Easier Complaint System for Oil & Gas Operations
It’s now easier to file a complaint about oil and gas operations. Colorado regulators today announced a streamlined complaint system they say is more transparent.
Regulators say the previous process wasn’t transparent enough and that translated into wasting staff time. Workers were focused on filling out forms and sometimes multiple staff members were working on the same complaint without even knowing it. Dave Kulmann is Deputy Director of Field Operations for the Colorado Oil and Gas Conservation Commission. He says with the tremendous boom in oil and gas activity on the Front Range, there’s been a change in the kind of complaints, too.
“The complaints are more complex. They’re multiple issues within one complaint, so it’s taking longer for us to actually process and resolve a complaint and communicate the results back.”
Kulmann describes the new complaint process as part of the agency’s evolution to do a better job keeping an eye on the industry.
Family Honors Dead Skier with Alpine Race
An alpine racing event will be held in Aspen this weekend that honors a young competitive skier who died after skiing into a mine shaft. Eleven-year-old Wilder Dwight was skiing outside the ropes on Aspen Mountain in 1986 when the accident happened. Since his death, the race has been held annually. This year, his niece will participate.
“My mom has mentioned a lot of stories about him actually skiing and sometimes he’d get a little out of control and get his pass taken away for speeding, and going too fast down some runs.”
Fourteen-year-old Ellie Oates of Aspen has grown up hearing about her uncle. Now she’s racing in the Super-G race series that attracts athletes from around the country. Besides stories of speed, she says her mom has told her about Wilder’s caring side.
“At the start of a race, if some kid didn’t have a pair of gloves my mom would say he’d be that kid to share his clothing. I try to make the best out of that and put that into my idea of life, and helping other people.”
Oates has been racing for two years and says slalom is her best event. The races at Tiehack on Saturday and Sunday are hosted by the Aspen Valley Ski and Snowboard Club. They’re qualifying events for junior championships.
Snow Sculpting at Winterskol
The snow sculpting portion of Aspen’s Winterskol celebration has a new shape, so to speak. Organizers of the event weren’t able to get enough participants to hold the traditional team competition. So,a Colorado artist will be this year’s lone sculptor.

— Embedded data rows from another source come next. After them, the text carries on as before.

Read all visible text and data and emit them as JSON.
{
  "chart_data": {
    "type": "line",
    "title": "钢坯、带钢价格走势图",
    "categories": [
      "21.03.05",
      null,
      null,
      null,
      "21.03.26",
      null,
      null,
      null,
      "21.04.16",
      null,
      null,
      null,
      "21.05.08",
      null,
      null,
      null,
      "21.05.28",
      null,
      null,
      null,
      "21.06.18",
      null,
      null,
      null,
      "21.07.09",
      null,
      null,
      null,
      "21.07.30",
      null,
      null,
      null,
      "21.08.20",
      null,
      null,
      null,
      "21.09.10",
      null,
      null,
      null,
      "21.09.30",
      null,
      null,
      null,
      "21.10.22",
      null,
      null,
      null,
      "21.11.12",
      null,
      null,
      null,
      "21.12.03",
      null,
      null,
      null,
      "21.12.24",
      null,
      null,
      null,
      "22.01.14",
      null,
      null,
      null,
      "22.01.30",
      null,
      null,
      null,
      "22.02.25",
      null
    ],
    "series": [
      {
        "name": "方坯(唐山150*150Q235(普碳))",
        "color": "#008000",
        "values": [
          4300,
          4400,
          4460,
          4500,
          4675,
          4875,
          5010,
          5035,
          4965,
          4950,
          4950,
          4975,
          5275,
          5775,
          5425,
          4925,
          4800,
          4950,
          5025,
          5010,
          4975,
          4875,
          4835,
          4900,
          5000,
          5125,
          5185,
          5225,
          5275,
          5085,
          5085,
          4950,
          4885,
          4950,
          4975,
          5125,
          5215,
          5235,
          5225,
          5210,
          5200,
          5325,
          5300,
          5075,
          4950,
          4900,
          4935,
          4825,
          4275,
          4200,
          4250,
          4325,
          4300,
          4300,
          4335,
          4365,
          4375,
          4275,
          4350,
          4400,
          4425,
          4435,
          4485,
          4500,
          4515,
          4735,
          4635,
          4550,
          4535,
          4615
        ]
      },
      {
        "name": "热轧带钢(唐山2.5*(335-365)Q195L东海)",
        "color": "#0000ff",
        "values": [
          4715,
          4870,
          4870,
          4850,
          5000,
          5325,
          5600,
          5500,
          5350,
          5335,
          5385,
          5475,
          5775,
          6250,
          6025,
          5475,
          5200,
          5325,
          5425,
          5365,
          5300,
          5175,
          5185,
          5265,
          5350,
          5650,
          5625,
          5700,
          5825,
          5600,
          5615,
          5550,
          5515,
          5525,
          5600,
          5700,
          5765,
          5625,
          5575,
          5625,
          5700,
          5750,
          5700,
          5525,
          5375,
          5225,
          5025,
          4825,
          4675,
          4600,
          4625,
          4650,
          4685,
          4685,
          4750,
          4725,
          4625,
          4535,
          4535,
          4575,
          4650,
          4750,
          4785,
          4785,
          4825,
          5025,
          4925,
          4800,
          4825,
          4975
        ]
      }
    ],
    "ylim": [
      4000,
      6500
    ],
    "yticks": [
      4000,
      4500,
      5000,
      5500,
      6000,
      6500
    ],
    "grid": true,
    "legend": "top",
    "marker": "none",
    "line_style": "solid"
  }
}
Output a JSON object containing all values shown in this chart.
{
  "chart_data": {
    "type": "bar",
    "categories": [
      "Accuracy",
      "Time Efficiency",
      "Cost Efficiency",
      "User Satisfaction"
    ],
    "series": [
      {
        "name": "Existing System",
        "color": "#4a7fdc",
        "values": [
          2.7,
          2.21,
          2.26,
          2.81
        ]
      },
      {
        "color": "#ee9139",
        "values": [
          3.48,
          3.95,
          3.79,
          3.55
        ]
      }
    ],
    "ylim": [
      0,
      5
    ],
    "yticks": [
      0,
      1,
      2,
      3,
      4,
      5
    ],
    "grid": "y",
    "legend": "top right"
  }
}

Anderson Ranch Arts Center has been hosting the so-called “wintersculpt” portion of Winterskol since the mid-1990s. For years, the event drew sculptors from around the Valley and the state. At one time, 15 to 20 teams created snow sculptures downtown. Now, the program is struggling. Last year, just three teams registered. Katherine Bell is the Outreach Manager at Anderson Ranch.
“This year we did decide to give it a rest. We felt that we just didn’t have enough public support. It’s unfortunate, but there’s always time to give something a break and we hope to bring it back.”
The event may not be a public competition this year but Colorado artist Thomas Barlow will sculpt two large blocks of snow starting this morning.
Safeway to Help Smokers Quit in State Program
Health officials announced today the Safeway pharmacy in Glenwood Springs is part of an anti-smoking effort.
In order to help more smokers to kick the habit, pharmacists will ask all customers about their smoking habits. It’s part of an effort with the Colorado Quitline, a state anti-smoking hotline. Safeway is the first pharmacy chain to take part in such an effort after participating in a similar successful program in California. One hundred Safeway pharmacies statewide are taking part in the effort.
The Colorado Quitline has assisted over 300,000 callers over the past 15 years.